どうやらリンリーがイリュキンの水圏に飛び込んだみたいだけど、向こう側が見えないくらい濃い霧の水圏内の事は僕の目には見えないから植物達の感覚を借りよう。…………よし、リンリーとイリュキンの足元にある下草の感じてる事に同調したら二人の状況が頭に浮かんできた。
「シッ」
まず、イリュキンは自分の左前方から近づいてくるリンリーを水帯三本を横薙に払って迎え撃ち、それを察知したリンリーは瞬間的に強化魔法を発動させ水帯を無視して一気にイリュキンの懐に入り込んだ。まあ、リンリーからしたらイリュキンの間合いで戦う必要なんて無いから当然と言えば当然だね。
あれ? これで接近戦になったから明らかにイリュキンが不利になってるけど、イリュキンからは焦りは感じられない。むしろリンリーに接近されるのは想定済みだったみたいだ。その証拠に残りの二本の水帯が茨状に変化しリンリーが攻撃しようとしていた場所を守っていて、リンリーが別の場所を攻撃しようとしても直ぐにその場所も水の茨が覆う。
リンリーがその対応の早さに攻めあぐねている内にイリュキンは横薙ぎに使った水帯三本を操作して槍のようにリンリーを背後から襲う。当然、リンリーはその場を飛び退いて少し離れた場所に着地し構えた。
「距離があっても接近しても本当に厄介ですね。その水帯は……」
「お褒めに預かり光栄だよ。ところでお互いの目的は果たしてると思うけど、まだ続けるかい?」
「目的が果たせてるのは認めますが、このまま終わるのは嫌ですね」
目的? 何の事だろ? 僕が不思議に思ってたら、リンリーは構えを解き脱力すると静かに目を閉じた。
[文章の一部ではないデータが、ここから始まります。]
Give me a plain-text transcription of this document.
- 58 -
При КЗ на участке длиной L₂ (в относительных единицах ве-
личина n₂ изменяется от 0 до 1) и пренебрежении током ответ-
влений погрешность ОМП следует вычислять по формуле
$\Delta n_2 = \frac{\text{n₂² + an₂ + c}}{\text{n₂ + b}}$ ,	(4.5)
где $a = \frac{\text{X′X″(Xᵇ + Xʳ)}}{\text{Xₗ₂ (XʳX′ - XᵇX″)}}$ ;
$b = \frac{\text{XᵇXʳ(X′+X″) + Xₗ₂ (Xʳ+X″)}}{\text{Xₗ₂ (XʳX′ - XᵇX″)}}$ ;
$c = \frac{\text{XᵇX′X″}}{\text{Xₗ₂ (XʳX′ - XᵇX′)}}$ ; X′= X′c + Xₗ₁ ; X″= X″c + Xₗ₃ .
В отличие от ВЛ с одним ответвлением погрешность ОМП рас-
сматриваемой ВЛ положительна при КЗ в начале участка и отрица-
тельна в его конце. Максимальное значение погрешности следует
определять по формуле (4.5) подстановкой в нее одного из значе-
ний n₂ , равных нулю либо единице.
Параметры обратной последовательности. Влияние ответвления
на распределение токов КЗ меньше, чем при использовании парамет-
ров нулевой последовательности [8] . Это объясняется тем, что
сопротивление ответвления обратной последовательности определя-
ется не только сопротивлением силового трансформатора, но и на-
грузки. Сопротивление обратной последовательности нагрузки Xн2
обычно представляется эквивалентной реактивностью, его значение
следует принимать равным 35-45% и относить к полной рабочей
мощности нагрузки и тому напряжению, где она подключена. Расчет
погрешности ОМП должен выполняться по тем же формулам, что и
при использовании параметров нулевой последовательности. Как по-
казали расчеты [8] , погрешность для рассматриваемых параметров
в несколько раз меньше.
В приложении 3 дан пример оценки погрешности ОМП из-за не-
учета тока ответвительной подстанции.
「今のところは完全なものではないので使いたくありませんが、これはしょうがないと考えましょう。青のイリュキンさん」
「何かな?」
「それほどケガもしないでしょうけど、うまく避けるなり防ぐなりしてください」
「なんだって?」
リンリーが深く呼吸をし始めると、リンリーが変わった。何が変わったかをはっきりと言う事はできないけど確かに変わった。イリュキンも僕と同じようで一見棒立ち状態のリンリーに攻撃はせず、水帯五本を何があっても反応できる位置に置いていた。そしてリンリーは閉じていた目を細く開けてイリュキンに告げる。
「行きます」
「…………グハッ!!」
……起こった事をそのまま言えば、リンリーの身体がフッと消えてイリュキンから三歩くらい離れた場所に両手をイリュキンの方に伸ばした状態で現れたらイリュキンが吹き飛んだけど、イリュキンが自分の正面に移動させてた水帯も吹き飛んでた。何、今の?
「やっぱり威力も力の集中もまだまだですね。そう思いませんか?」
リンリーは両手の具合を確かめるように曲げ伸ばした後、ポツリとつぶやきイリュキンに問いかける。いけない。突然の事に驚いたけどイリュキンは吹き飛んでるんだ。ケガの状態とかを確かめないと不味いって僕がイリュキンに駆け寄ろうとしたらイリュキンが身体を起こした。
「……リンリー、君の言う通り擦り傷と多少の打撲くらいだった。何をしたか聞いても?」
「フフフ、自分の手の内を説明なんてしませんよ」
「それもそうか。さて、ここまでという事で良いかな?」
「はい、大丈夫です。イリュキンさんも、ここまでで良いですか?」
「私も大丈夫だ。目的は十分に果たせたよ」
「そうですね。イリュキンさんとなら私はかまいません」
「私もだ。リンリーなら相手にとって不足はない」
「イリュキンさん、よろしくお願いします」
「ああ、こちらこそよろしく。リンリー」
僕は二人が近づいてがっちり握手してるのを唖然と見てた。……あれだけピリピリしてたのに、和やかに会話しだした。なんでこんなに自然に会話してるの? それに二人の目的って何? 僕は二人が最悪の事態になるかもしれないから、できるだけ静かに急いで来たんだよね? あれ? なんか最終的に疑問だけが残った。女の人……だからなのかな? 二人の言動がよくわからない。
最後まで読んでいただきありがとうございます。